La mort, hier, de Patrick Saint-Eloi, du groupe Kassav. Le clip vidéo sur Le Monde en ligne, SYE BWA à Kin en 1988, m’a submergé d’émotion. Des souvenirs, une anecdote.
Kassav, ça a été Lomé, d’abord. Le milieu des années 80. J’y emmenais les étudiants de français de Zaria, qui allaient faire un stage de plusieurs mois au Village du Bénin.
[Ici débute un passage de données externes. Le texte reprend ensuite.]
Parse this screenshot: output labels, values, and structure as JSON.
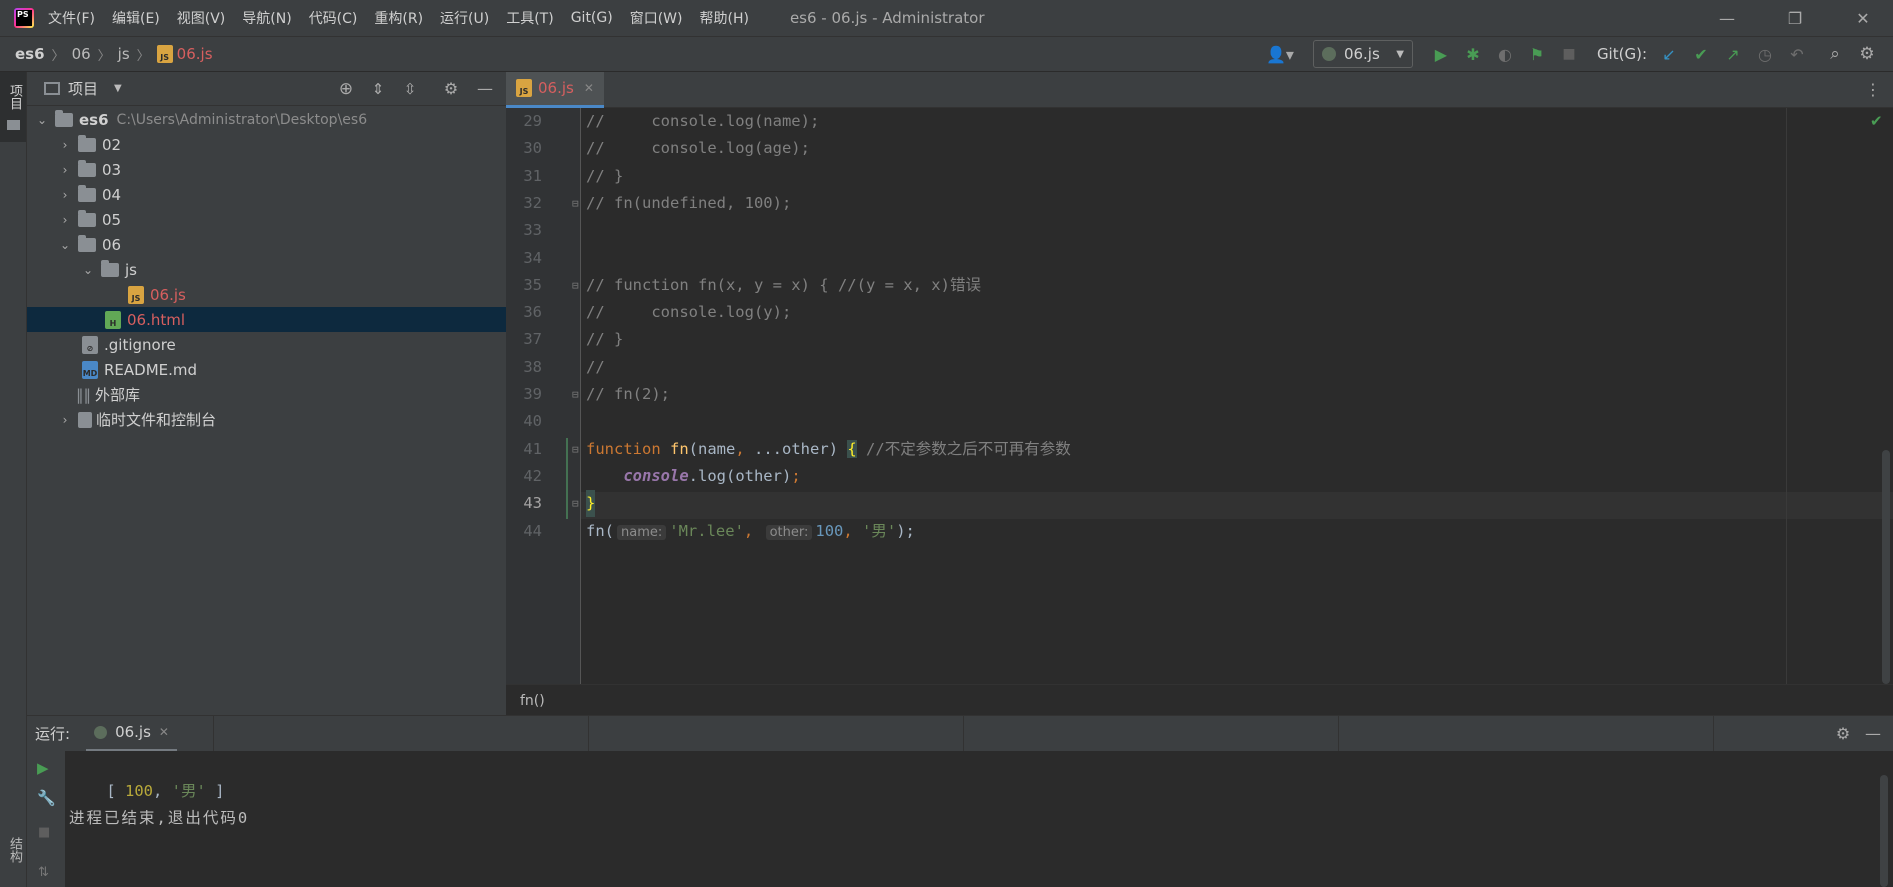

Kassav, ça a été Lomé, d’abord. Le milieu des années 80. J’y emmenais les étudiants de français de Zaria, qui allaient faire un stage de plusieurs mois au Village du Bénin.
Quelques jours de détente. Eyadema tyrannisait, mais la vie y était tranquille, animée, joyeuse en fait. Les boîtes bondées du côté de la frontière du Ghana, une simple cour de concession, l’ambiance, la joie, la sueur, les corps qui se défoulent, et une musique fabuleuse, que je découvrais : Kassav.
Jamais entendu parler en France avant ! Leur premier album – cassette en vente dans toutes les rues de Lomé, piratée bien entendu, pour rien de CFA, leur grand album, je dirais presque unique, avec « Syé Bwa » et « ZOUK LA SE SEL MEDICAMAN NOU NI ». Ces soirées ! Qui se terminaient le long de la plage, la brise dans les palmes, la fraîcheur du sable, pour regagner le petit hôtel propret que j’avais dégoté pas loin.
J’avais ramené la cassette à Zaria, où elle s’est mise à tourner en boucle. Famille conquise, amis séduits.
L’anecdote. Lomé toujours, trois ou quatrième voyage, j’arrive par le vol KLM de Kano, avec mon groupe d’étudiants. Le bus nous accueille et sur le trajet en traversant Bè je crois, une, deux, plusieurs affiches, Kassav en concert au stade. Ce soir même, dans deux heures ! Le temps de larguer les étudiants, de prendre la chambre habituelle, la tenue décontract qui sied.
Un taxi pour le stade – pas de zemidjan à cette époque encore.
Du monde alentour. J’observe : plusieurs tarifs. Comment ne pas prendre une des places les plus chères ? Attend-on autre chose d’un Blanc ?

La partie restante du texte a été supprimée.